Before I get into May's activity, let me take a moment to say how much I love my bike--it's important background for today's post.
I've had the Breezer for about 9 years. I special ordered the frame and assembled it with parts I chose while I was working in an REI bike shop. It's lightweight, a dream to ride and looks great, but more than that, it has a certain classic appeal and connection to the history of mountain biking that makes it a good litmus test. Most people who look see an old steel hardtail, but those who have been involved with bikes for a while understand.
It may come as a surprise then that over the past year or so I've felt a growing temptation to look at other bikes. Not just any bikes, 29ers. The big wheels and all the benefits that people attribute to them seem like a perfect fit for what I like about mountain biking, but riding one around in the parking lot of a bike shop seems cheap and tawdry (not to mention a terrible way to test a bike). I hadn't been able to find a local shop that rented one until this winter when I learned that that they have some at Sundance--a much more romantic (and effective) place for a rendezvous.
Well, enough of that. May was a pretty busy month and, as it drew to a close, I was thinking I might have to just throw together a makeshift activity for the Year of Timpanogos. The ideas I had weren't sounding that exciting, and my prospects were looking bleak.

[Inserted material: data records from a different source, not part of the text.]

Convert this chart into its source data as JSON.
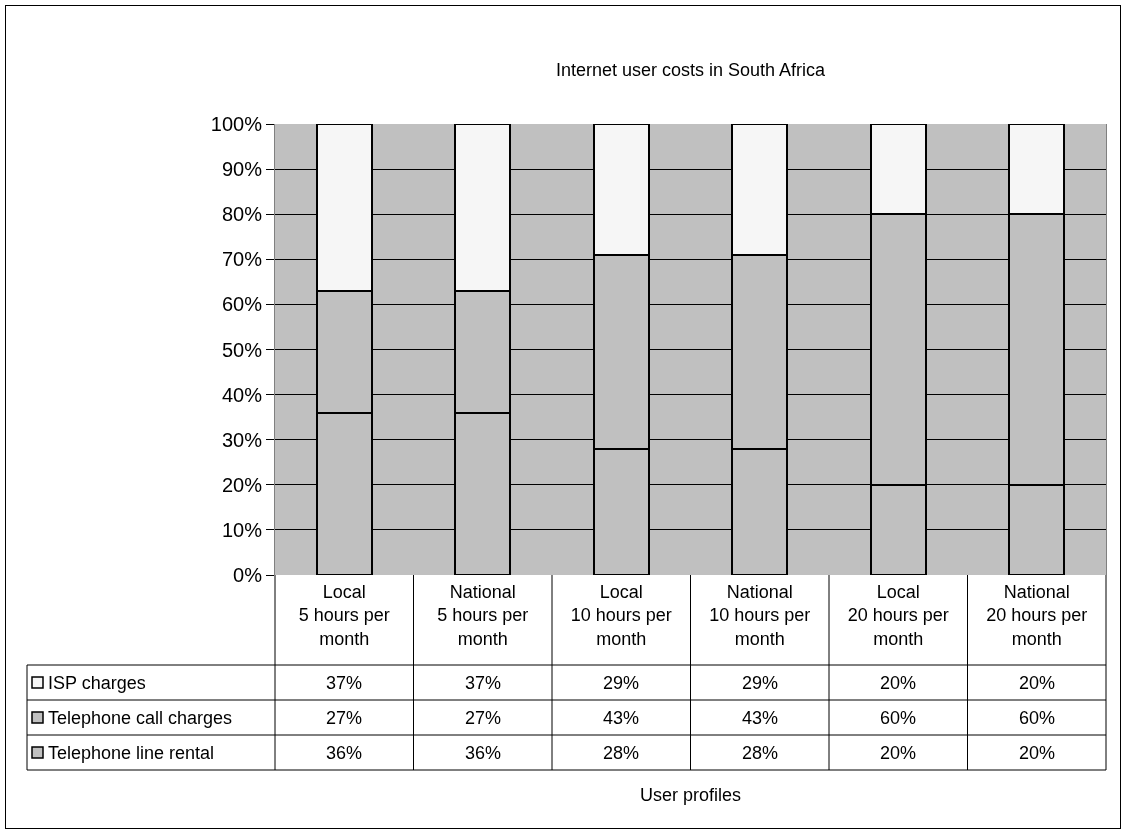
{
  "chart_data": {
    "type": "bar",
    "title": "Internet user costs in South Africa",
    "annotations": [
      "User profiles"
    ],
    "categories": [
      "Local\n5 hours per month",
      "National\n5 hours per month",
      "Local\n10 hours per month",
      "National\n10 hours per month",
      "Local\n20 hours per month",
      "National\n20 hours per month"
    ],
    "stacked": true,
    "series": [
      {
        "name": "Telephone line rental",
        "color": "#c0c0c0",
        "values": [
          36,
          36,
          28,
          28,
          20,
          20
        ],
        "value_labels": [
          "36%",
          "36%",
          "28%",
          "28%",
          "20%",
          "20%"
        ]
      },
      {
        "name": "Telephone call charges",
        "color": "#c0c0c0",
        "values": [
          27,
          27,
          43,
          43,
          60,
          60
        ],
        "value_labels": [
          "27%",
          "27%",
          "43%",
          "43%",
          "60%",
          "60%"
        ]
      },
      {
        "name": "ISP charges",
        "color": "#f6f6f6",
        "values": [
          37,
          37,
          29,
          29,
          20,
          20
        ],
        "value_labels": [
          "37%",
          "37%",
          "29%",
          "29%",
          "20%",
          "20%"
        ]
      }
    ],
    "ylim": [
      0,
      100
    ],
    "yticks": [
      {
        "value": 0,
        "label": "0%"
      },
      {
        "value": 10,
        "label": "10%"
      },
      {
        "value": 20,
        "label": "20%"
      },
      {
        "value": 30,
        "label": "30%"
      },
      {
        "value": 40,
        "label": "40%"
      },
      {
        "value": 50,
        "label": "50%"
      },
      {
        "value": 60,
        "label": "60%"
      },
      {
        "value": 70,
        "label": "70%"
      },
      {
        "value": 80,
        "label": "80%"
      },
      {
        "value": 90,
        "label": "90%"
      },
      {
        "value": 100,
        "label": "100%"
      }
    ],
    "grid": "y",
    "legend": "bottom left"
  }
}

My tentative plan was to go up to Aspen Grove and ride my bike along a trail from there to the top of the loop and possibly connect to part of the Ridge Trail if conditions were good. When I got to Aspen Grove things just didn't seem right, so I took a few pictures,
and then decided to head down to South Fork and ride--it just sounded like more fun, and isn't that what this type of activity should be about? I drove down the canyon thinking of ways to justify this as a Year of Timpanogos activity.
I still hadn't come up with a good tie in by the time I got to South Fork, but I got things together, hopped on the bike and headed up the trail. Conditions were perfect, I had a great ride and got back to the trailhead with no satisfactory way to connect this experience to the Year of Timpanogos, but pleased to have had it.
As I rolled into the parking lot I saw this:
Now, I'm not particularly superstitious and would certainly not try to pass this off as divine intervention, but it did have a kind of deus ex machina feel to it. There I was on the last day of May trying to find a Timpanogos related activity and the Timpanogos Cyclery wagon pulls up.
I strolled over, trying to act casual, and asked what was up. Turns out they were just out and about, looking for people who might like to demo some of their bikes. It also turns out they had a new Specialized Stumpjumper Comp 29, tuned for a guy just my size and weight and were thrilled to put my pedals on the bike and let me take it out on the trail. So I did.
I call this picture, The Bike and the Beaver Dam.
Unfortunately, it didn't help with the feelings of guilt that my unfaithful wandering eye has caused me over the past year. I loved the ride. I loved the bike. I think I'll go to Sundance this month and test another 29er.
In one last attempt to tie in to the project, I stopped on the way down South Fork and took a picture of Timpanogos.